Die Begegnungen sind hier oft so ver - rückt, dass ich denke, ich müsse gleich aus meinem Traum aufwachen. Wir Deutschen leben sehr nach der Superlative, alles muss passend sein, mit der besten Technik und Funktion, wir sichern uns nach allen Seiten ab und legen uns mit unseren Plänen unumstößlich fest und verlieren dabei das ungezwungen, herzliche Miteinander. (Wie ich es auch etwas von Italien kenne). Hier lebt man miteiander, drückt dies auch spontan mit körperlicher Zuwendung aus und mit Komplimenten, für die die renglische Sprache direkt gemacht zu sein scheint. Auf jedes "Danke" muss ein "you are welcome" folgen, die Identität liegt nur im Vornamen, sogar bei der Frau vom Wirtschaftskontrolldienst, die diese Woche gleich 2 mal hier war. Dafür fällt vieles hier unter den Tisch, weil exaktes Planen, Absprechen und Durchziehen häufig der Spontaneität zum Opfer fällt. Ich habe nun öfter leitende Menschen darauf angesprochen. Sie wissen dies und stehen dazu, dass nur eine Seite stark ausgeprägt sein kann. Man nimmt in diesem Land Grenzen eher mit Humor. Wahrscheinlich gibt es bei uns Menschen keine goldene Mitte, ich jedenfalls genieße die emotionale Schlagseite sehr. Beim Gemeindeabend gestern saß eine fremde Frau neben mir. Wir unterhielten uns ein wenig, plötzlich stand sie auf und sagte:"Ich möchte Dich umarmen." (I want to give you a hug). Ein pensionierter Mediziner kommt sporadisch als Hobbygärtner und rief mir heute in den Erdbeerreihen zu, mir als Deutsche müsse man etwas nur einmal sagen, den Canadiern jedoch - ich ergänzte mit 15 mal, was er lächelnd mit 50 mal korrigierte. Ich bin von den Mitarbeiten am meisten mit den Frauen zusammen, weil ich ja auch mittendrin lebe. Die netten Zuwendungen sind die eine Seite, die Verantwortlichkeit und die Regeln des Hauses die andere. Öfter hilft mir, wenn ich mir vorstelle, was würdest mir Du, Isolde, jetzt raten. Als ich heute mit dreien unterwegs war, kam ein netter Befehl. "Du kannst wieder nach D. gehen, aber du musst wieder kommen. Inzwischen suchen wir dir einen canadischen Mann, dann beibst du für immer hier." Evelin, Du bist nicht die einzige, die dies vergeblich versucht hat.

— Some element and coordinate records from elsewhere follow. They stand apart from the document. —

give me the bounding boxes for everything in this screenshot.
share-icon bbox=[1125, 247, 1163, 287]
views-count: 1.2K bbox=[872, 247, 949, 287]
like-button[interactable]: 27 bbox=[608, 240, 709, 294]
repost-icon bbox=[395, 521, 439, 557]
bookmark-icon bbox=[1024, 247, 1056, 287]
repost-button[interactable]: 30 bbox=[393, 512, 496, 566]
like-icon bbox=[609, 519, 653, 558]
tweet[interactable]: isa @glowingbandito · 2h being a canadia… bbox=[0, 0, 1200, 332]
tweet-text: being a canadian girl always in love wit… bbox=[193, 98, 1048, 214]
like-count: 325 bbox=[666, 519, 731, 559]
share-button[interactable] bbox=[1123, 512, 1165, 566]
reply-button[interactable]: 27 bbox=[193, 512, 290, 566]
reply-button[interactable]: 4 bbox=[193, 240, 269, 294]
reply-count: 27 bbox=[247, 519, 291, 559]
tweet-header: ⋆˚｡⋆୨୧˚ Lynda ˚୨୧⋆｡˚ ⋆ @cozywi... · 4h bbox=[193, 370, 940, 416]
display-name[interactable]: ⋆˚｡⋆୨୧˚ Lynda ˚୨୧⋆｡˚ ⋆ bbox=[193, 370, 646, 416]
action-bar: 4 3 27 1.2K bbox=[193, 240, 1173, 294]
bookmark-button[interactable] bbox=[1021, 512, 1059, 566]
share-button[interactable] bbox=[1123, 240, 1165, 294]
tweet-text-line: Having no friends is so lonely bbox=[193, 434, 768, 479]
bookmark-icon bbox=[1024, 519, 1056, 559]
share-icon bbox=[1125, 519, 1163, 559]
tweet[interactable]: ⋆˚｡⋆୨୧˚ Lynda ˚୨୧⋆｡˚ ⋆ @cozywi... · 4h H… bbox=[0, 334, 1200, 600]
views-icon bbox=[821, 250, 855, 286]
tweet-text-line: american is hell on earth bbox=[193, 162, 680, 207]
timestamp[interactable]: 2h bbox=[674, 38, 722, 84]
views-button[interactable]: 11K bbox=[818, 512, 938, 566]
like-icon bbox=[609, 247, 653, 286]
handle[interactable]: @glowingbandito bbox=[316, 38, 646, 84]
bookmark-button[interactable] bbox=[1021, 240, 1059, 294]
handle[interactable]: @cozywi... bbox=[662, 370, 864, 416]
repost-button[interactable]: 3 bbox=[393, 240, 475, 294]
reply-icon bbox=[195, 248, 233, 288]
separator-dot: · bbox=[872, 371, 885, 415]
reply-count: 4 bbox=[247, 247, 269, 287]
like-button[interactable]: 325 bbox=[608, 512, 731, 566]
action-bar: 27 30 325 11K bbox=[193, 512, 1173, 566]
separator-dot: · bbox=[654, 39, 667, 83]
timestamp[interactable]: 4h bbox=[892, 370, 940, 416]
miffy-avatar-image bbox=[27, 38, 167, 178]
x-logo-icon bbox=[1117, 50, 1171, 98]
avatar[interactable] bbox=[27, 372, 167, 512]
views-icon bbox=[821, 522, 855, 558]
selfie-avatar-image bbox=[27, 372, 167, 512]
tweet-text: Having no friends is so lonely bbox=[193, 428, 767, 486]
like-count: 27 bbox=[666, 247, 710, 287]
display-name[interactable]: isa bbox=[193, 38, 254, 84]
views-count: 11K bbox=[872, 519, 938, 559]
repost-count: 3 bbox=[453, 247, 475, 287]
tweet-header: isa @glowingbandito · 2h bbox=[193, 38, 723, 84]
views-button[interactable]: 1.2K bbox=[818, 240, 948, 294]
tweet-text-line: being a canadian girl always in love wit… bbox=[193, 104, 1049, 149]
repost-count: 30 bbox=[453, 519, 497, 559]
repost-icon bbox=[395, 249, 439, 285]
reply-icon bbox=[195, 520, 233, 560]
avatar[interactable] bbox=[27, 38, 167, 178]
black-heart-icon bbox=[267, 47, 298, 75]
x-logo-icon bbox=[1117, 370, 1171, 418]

Leider hat Canada jetzt das gleiche Schicksal wie D. Einige Provinzen haben große Überflutungen, die Flüsse sind ja schon normal sehr groß. Direkt hier besteht keine Gefahr, da das Meer das Regenwasser auffängt. Nun freue ich mich auf die Tage in Abbotsford, ich werde nicht nur hingefahren, sondern dort von den beiden auf dem Geburtstagsbild erst mal groß eingeladen.
Der BESUCH war ein voller Erfolg. Nach der besonderen Essenseinladung und Fahrt ein wertvolles Wiedersehen mit Mary nach etwa 15 Jahren, wieder ein Stück Lebenstagebuch. Es war wie ein Heimaturlaub, so viele Deutschstämmige waren da in der Mennonitengemeinde. Ich sang auch im deutschen Chor mit - verrückt alles! In dem modernen Seniorenheim bekam ich die Gästesuite mit 4 Betten und großer Dusche. Nachdem ich seit 6 Wochen nie alleine schlief, war es fast zum Verlaufen.
Von der großen Dachterrasse sah man meinen Mount Baker in den USA. Leider versteckte er sich genau wie das Matterhorn immer wieder hinter einer Wolke.
Ganz toll war, dass Mary herausfand, wohin das Ehepaar umzog, das mir die Arbeitsstelle hier vermittelte. So konnte ich sie auch gleich besuchen und wurde von ihnen wieder hierher gefahren.
Den Empfang kann man nicht beschreiben. Es war wie nach Hause kommen, Freudenrufe, auf mich Zuspringen und Umarmen und ganz persönliche Worte. Wenn es so in D. wird, freue ich mich heute schon. Meine Tour nach Calgary muss ich auf den Herbst verschieben, die Stadt hat den Notstand ausgerufen, total überflutet, auch der schöne Banff Nationalpark. Unser großer Fraser-Fluss beginnt auch die Felder zu überschwemmen, wir liegen auf einer sicheren Höhe. Es regnet sehr viel und immer wieder wolkenbruchartig. Ich werde wieder die trockenen Lücken zum Ernten suchen.